My first thought was: that’s so counterproductive! We get so annoyed when he does what he wants without listening to us… why are we telling him not to listen to us?
My second thought was: Alex is right! We might struggle more as parents for a few years, but this approach will be more beneficial for Oliver for the rest of his life. We want him to believe in himself, and be a critical thinker: “Do what I say” doesn’t make critical thinkers.
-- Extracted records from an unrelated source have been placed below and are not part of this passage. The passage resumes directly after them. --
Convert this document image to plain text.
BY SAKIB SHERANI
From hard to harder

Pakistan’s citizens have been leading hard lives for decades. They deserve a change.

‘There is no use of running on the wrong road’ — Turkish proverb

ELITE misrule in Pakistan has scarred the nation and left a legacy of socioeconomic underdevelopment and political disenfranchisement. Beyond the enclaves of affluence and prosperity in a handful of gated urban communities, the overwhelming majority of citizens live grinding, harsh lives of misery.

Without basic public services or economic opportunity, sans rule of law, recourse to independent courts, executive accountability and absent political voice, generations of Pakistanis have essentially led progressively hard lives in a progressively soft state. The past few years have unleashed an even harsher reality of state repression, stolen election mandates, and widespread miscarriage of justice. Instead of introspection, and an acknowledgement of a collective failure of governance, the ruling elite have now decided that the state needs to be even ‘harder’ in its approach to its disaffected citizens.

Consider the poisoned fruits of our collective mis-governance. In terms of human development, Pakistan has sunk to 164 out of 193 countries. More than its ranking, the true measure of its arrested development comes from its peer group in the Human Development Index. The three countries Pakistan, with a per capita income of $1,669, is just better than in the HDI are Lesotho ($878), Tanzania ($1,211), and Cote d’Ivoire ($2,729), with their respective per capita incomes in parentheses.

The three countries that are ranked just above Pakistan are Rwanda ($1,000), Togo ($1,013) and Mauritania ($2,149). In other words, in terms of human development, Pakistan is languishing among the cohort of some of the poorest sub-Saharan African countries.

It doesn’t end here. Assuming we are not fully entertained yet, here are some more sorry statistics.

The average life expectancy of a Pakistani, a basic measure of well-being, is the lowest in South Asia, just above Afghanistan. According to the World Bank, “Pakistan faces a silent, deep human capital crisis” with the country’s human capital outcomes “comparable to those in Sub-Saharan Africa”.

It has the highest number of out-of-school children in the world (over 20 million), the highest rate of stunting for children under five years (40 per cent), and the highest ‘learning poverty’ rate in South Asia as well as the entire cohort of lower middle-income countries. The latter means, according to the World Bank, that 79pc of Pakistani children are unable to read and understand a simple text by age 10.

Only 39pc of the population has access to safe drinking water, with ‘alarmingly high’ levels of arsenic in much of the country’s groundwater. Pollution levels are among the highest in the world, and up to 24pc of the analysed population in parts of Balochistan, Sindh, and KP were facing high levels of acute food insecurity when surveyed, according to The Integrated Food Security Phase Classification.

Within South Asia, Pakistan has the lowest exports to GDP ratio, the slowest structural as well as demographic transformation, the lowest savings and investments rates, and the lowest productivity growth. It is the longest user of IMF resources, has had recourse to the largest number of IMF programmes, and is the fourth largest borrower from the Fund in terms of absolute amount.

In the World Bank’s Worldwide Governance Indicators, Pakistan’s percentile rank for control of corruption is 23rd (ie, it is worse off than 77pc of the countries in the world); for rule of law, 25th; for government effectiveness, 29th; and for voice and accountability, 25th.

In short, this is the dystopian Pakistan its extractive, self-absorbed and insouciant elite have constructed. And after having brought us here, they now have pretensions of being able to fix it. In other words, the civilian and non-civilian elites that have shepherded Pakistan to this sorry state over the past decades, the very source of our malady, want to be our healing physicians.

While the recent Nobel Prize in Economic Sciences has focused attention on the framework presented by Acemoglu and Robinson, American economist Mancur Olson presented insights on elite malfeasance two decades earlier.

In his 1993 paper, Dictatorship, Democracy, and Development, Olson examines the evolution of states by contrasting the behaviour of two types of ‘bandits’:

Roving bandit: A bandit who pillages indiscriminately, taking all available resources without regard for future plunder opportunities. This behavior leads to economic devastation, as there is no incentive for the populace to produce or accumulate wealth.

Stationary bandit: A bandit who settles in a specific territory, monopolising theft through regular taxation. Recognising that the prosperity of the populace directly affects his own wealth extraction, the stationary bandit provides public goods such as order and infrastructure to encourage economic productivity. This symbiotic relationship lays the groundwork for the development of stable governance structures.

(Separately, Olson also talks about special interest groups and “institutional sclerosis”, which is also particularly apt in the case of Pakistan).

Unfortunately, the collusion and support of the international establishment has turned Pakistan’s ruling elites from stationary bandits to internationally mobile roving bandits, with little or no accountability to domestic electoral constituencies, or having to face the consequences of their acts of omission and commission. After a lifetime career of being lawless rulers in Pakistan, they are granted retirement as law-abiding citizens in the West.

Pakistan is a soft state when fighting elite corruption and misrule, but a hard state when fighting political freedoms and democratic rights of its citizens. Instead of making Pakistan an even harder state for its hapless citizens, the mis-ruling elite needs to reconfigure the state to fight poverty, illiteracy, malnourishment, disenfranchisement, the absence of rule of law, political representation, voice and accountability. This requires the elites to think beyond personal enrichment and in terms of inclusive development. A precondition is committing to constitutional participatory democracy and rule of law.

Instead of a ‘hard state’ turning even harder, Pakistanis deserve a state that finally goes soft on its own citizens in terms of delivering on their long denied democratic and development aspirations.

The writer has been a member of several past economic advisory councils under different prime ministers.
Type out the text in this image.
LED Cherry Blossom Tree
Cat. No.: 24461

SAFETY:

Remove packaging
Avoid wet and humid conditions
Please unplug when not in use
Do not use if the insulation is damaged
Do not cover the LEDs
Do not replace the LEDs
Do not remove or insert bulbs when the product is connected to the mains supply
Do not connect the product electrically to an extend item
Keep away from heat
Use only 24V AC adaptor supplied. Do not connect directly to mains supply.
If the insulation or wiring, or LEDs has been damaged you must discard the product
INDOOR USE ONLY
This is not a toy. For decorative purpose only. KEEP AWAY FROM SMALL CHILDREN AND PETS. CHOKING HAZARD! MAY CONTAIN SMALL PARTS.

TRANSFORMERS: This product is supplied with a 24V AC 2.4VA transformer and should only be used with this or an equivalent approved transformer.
This does not mean that children can do whatever they want. It means that too often our hierarchical, fearful, terrorizing, apprehensive, disciplining mentality prevents them from thinking for themselves. And sometimes, often, between a punishment and a threat, they also lose the ability to question us. They become "good kids" according to the (mistaken) common mentality. They forget how to stand up for themselves and others in the face of what they think an injustice. They don't develop the self-confidence they would naturally develop if we let them choose (and fail) more often.
It’s a few years of more effort (ours) against a life of benefits (theirs): I don't need to think about it even half a time. I know what’s right: Alex is right.